Raid 1+0

Wed Apr 27 16:39:48 UTC 2016

On 4/19/2016 8:59 PM, Kevin P. Neal wrote:

> "Disk failures in the real world:
> What does an MTTF of 1,000,000 hours mean to you?"
> by Bianca Schroeder Garth A. Gibson
> In FAST'07: 5th USENIX Conference on File and Storage Technologies, San Jose, CA, Feb. 14-16, 2007
> http://www.cs.toronto.edu/~bianca/papers/fast07.pdf
>
> See especially section 5 starting on page 10: "Statistical properties of
> disk failures"
>
> There. Data has been provided. Just look at that paper.
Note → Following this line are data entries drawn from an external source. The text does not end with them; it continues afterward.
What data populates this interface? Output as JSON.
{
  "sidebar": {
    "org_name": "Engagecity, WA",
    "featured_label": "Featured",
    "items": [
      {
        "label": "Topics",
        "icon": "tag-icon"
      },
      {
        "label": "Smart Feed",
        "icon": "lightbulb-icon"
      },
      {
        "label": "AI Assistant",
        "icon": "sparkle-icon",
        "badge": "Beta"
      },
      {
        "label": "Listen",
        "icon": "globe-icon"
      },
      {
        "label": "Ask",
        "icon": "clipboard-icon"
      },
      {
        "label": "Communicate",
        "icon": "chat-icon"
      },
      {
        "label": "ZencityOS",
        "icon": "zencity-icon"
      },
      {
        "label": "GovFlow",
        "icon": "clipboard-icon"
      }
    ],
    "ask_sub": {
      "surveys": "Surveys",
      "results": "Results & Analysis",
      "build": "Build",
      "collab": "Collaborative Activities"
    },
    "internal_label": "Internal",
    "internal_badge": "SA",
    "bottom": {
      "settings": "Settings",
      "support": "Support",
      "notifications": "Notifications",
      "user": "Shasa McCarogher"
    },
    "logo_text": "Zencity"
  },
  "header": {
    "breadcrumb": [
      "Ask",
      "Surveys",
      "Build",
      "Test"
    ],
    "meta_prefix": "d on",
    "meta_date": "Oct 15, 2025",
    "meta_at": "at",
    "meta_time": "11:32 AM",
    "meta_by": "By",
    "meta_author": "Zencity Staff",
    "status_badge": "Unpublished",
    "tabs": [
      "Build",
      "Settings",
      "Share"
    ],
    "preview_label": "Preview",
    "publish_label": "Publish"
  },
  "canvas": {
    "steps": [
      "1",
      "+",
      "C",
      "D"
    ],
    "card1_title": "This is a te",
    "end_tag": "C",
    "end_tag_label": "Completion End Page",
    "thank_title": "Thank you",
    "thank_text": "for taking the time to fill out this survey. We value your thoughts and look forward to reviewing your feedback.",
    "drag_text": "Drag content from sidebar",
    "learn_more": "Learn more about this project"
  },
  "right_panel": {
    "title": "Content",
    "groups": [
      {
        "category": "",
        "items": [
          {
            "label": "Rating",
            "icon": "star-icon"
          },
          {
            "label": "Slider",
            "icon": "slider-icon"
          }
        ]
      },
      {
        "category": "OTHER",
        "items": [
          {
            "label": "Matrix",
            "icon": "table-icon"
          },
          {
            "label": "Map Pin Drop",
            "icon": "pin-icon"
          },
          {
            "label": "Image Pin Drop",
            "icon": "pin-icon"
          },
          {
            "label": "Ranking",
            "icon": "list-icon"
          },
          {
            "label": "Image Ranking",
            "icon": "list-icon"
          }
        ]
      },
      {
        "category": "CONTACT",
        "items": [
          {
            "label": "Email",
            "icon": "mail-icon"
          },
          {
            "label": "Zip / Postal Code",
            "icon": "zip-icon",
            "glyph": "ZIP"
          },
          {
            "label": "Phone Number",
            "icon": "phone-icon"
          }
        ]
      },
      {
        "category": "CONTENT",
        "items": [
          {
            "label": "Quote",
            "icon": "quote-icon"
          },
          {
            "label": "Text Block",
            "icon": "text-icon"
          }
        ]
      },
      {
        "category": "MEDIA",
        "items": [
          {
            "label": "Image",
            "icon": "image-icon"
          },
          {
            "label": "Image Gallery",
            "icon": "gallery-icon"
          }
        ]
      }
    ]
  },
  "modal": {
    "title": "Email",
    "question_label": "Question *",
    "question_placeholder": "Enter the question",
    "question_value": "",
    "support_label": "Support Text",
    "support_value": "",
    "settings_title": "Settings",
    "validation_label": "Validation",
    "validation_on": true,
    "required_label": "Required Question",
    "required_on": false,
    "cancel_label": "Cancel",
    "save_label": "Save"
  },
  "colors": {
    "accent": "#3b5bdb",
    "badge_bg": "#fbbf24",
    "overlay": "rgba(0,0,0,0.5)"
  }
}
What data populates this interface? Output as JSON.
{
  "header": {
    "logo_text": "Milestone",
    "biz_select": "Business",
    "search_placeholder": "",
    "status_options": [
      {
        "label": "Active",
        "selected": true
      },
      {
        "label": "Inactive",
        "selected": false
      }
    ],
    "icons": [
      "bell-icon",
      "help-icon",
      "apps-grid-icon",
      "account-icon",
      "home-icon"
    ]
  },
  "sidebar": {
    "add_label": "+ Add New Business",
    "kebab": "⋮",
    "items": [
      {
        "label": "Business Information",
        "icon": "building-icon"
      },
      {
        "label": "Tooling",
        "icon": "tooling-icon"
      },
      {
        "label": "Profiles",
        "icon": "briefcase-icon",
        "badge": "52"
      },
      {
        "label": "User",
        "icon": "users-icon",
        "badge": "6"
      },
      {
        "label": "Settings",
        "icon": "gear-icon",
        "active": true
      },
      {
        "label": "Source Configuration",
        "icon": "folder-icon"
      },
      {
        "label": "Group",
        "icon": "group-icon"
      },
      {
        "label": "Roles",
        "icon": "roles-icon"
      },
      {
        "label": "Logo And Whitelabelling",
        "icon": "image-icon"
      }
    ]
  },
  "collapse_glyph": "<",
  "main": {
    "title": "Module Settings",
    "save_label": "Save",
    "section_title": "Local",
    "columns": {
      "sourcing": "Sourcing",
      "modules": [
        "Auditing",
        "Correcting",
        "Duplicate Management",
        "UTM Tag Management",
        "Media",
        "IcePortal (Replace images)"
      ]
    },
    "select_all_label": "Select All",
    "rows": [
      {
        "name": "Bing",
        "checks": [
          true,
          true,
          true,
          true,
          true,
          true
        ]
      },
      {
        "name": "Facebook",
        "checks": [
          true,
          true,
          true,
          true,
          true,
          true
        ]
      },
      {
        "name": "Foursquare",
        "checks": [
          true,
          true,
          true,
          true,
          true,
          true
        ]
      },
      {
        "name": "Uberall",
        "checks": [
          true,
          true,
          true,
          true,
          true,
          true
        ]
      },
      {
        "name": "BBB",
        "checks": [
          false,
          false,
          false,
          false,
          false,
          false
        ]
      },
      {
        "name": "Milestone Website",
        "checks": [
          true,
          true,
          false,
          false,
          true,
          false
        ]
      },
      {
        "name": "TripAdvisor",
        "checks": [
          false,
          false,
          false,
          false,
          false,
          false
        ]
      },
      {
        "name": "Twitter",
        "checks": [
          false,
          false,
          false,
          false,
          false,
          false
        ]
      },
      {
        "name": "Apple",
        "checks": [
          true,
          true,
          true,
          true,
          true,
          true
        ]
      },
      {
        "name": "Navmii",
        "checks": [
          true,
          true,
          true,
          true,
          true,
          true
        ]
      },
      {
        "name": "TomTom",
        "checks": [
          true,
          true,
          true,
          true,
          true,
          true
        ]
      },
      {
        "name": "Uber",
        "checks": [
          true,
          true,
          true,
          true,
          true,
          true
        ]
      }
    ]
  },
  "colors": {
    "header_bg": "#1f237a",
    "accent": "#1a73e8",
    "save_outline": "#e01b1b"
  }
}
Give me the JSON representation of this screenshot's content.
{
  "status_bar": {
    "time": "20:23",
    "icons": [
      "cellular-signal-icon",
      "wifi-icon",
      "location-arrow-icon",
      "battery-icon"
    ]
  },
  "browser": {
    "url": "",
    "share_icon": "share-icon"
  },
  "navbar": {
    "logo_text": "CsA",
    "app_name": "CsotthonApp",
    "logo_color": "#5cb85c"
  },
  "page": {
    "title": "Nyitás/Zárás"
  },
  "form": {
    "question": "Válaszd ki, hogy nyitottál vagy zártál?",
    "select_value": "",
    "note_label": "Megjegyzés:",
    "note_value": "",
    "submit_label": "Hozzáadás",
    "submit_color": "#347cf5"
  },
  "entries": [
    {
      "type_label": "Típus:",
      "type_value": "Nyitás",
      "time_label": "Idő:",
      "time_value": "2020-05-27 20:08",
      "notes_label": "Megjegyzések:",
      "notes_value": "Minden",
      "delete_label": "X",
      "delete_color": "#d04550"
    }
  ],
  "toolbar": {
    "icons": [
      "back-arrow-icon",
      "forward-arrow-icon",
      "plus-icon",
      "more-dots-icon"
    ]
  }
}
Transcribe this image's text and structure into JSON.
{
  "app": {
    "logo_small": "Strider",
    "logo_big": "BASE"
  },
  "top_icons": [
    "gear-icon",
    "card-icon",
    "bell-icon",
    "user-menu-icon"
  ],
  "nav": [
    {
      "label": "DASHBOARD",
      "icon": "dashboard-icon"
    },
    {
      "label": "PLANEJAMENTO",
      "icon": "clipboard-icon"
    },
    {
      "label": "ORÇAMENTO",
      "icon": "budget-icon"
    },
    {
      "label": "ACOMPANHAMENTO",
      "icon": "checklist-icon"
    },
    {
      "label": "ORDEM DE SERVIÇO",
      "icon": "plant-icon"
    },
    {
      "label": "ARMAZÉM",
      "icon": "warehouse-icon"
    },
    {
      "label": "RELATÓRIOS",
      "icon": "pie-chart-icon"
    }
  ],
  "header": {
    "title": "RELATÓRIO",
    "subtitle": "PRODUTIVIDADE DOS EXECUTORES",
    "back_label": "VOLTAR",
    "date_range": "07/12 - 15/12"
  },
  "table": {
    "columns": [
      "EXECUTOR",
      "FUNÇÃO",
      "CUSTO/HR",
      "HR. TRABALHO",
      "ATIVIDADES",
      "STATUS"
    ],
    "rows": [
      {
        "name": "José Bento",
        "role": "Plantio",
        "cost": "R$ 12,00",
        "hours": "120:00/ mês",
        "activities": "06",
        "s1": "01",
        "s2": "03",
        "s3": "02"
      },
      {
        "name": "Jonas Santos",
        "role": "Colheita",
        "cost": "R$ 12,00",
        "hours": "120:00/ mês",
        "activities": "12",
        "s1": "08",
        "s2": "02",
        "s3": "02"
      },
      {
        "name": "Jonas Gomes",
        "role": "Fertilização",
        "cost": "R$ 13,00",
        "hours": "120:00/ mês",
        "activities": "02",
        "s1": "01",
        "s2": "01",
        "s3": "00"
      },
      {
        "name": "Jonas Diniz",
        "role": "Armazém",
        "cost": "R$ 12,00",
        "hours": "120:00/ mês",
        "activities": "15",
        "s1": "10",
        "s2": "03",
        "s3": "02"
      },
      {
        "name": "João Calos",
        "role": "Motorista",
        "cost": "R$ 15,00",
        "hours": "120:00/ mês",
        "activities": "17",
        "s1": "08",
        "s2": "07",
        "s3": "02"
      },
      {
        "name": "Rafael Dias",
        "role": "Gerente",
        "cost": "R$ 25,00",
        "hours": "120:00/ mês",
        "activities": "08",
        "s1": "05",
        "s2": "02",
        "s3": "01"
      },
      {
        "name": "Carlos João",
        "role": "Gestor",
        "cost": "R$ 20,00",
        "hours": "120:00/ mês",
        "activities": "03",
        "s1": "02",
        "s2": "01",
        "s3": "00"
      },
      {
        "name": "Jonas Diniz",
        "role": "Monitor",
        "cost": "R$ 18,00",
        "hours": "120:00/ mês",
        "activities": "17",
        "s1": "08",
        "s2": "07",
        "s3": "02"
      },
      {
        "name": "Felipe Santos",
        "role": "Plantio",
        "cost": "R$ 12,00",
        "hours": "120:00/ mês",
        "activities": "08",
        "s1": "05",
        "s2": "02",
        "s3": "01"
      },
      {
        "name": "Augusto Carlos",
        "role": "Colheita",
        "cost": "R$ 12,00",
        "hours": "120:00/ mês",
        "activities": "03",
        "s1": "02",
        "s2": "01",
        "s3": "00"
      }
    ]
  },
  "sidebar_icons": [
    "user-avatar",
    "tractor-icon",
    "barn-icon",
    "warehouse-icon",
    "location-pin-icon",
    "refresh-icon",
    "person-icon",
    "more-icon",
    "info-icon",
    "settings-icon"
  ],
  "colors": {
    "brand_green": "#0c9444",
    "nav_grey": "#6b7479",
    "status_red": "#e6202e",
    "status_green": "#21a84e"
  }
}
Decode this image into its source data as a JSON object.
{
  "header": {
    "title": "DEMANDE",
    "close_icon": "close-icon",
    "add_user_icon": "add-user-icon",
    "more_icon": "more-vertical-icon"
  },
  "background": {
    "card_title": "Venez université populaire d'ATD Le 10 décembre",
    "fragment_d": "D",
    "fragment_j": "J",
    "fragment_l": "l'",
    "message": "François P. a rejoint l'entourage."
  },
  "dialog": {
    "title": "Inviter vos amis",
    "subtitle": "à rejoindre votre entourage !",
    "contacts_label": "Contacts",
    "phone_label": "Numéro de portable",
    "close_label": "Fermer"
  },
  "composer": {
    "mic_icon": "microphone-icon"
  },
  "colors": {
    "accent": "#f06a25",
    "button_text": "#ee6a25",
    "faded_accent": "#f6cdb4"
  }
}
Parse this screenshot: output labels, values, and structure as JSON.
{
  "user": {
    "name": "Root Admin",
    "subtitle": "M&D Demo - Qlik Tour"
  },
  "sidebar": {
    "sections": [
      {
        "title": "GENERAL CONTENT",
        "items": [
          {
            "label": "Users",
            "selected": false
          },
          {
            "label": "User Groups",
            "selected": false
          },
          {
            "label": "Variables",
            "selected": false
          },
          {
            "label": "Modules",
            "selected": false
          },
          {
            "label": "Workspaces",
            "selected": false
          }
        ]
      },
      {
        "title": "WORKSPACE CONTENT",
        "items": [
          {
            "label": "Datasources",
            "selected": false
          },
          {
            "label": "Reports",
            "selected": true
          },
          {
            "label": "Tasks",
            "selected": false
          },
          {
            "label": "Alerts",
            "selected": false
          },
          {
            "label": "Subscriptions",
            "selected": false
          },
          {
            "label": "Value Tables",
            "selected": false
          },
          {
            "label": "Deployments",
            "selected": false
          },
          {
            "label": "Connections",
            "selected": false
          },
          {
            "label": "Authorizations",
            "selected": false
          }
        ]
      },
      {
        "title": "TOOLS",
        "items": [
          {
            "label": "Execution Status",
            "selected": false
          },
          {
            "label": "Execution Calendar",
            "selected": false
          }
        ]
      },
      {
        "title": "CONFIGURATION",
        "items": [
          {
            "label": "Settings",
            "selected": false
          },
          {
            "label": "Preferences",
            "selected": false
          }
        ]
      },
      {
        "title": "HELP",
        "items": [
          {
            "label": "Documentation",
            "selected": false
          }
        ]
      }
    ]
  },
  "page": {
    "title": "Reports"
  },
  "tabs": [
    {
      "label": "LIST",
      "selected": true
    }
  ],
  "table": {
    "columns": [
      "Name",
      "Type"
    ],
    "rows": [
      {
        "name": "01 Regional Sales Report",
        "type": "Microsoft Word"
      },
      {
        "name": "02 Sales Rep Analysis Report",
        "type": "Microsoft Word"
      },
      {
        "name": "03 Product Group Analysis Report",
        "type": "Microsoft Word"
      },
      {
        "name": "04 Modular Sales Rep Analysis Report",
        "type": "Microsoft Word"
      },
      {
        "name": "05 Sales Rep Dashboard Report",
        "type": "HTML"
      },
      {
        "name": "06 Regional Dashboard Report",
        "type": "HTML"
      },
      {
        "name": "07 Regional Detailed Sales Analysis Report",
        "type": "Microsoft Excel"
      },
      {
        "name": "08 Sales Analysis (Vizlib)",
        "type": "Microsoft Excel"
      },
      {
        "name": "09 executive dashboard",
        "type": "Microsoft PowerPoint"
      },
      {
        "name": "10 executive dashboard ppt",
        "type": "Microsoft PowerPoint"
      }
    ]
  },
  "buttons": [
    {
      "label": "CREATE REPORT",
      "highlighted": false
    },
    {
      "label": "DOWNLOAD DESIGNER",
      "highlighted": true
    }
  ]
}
Now, let's see
> your real, hard data that drive failures in an array are reliably independent.
> And remember that the plural of "anecdote" is not "data".

This thread was so long, picking this one to reply to was somewhat 
arbitrary.

I don't have any "data" as such but just my observations based on my 
experience.  My company is a third-party maintenance provider.  Nearly 
all our customers have name-brand hardware from (in alphabetical order, 
not percentage-wise) Dell, HP, IBM, Sun and various storage vendors. 
Nearly all are server and storage systems, not desktops or laptops.  We 
have customers with just a few systems and customers with many systems. 
  Nearly all drives are in redundant configurations under hardware RAID 
or SAN controllers.  Many systems have just a single mirrorset and there 
are systems with several shelves.

Our customers dictate when we replace drives after a failure.  The 
customers with a few systems don't have rigorous well defined policies 
that establish when a drive replacement is to take place.  The customers 
with many systems do have such policies.  Nearly all customers are fine 
with waiting up to a week to do a drive replacement.  This includes 
customers that are uptime critical during normal business hours and 
could do drive replacements during the week but instead feel it is safer 
to wait until a Friday night to do the swap.  I'm relating this to give 
some perspective about the relative urgency of replacement after a failure.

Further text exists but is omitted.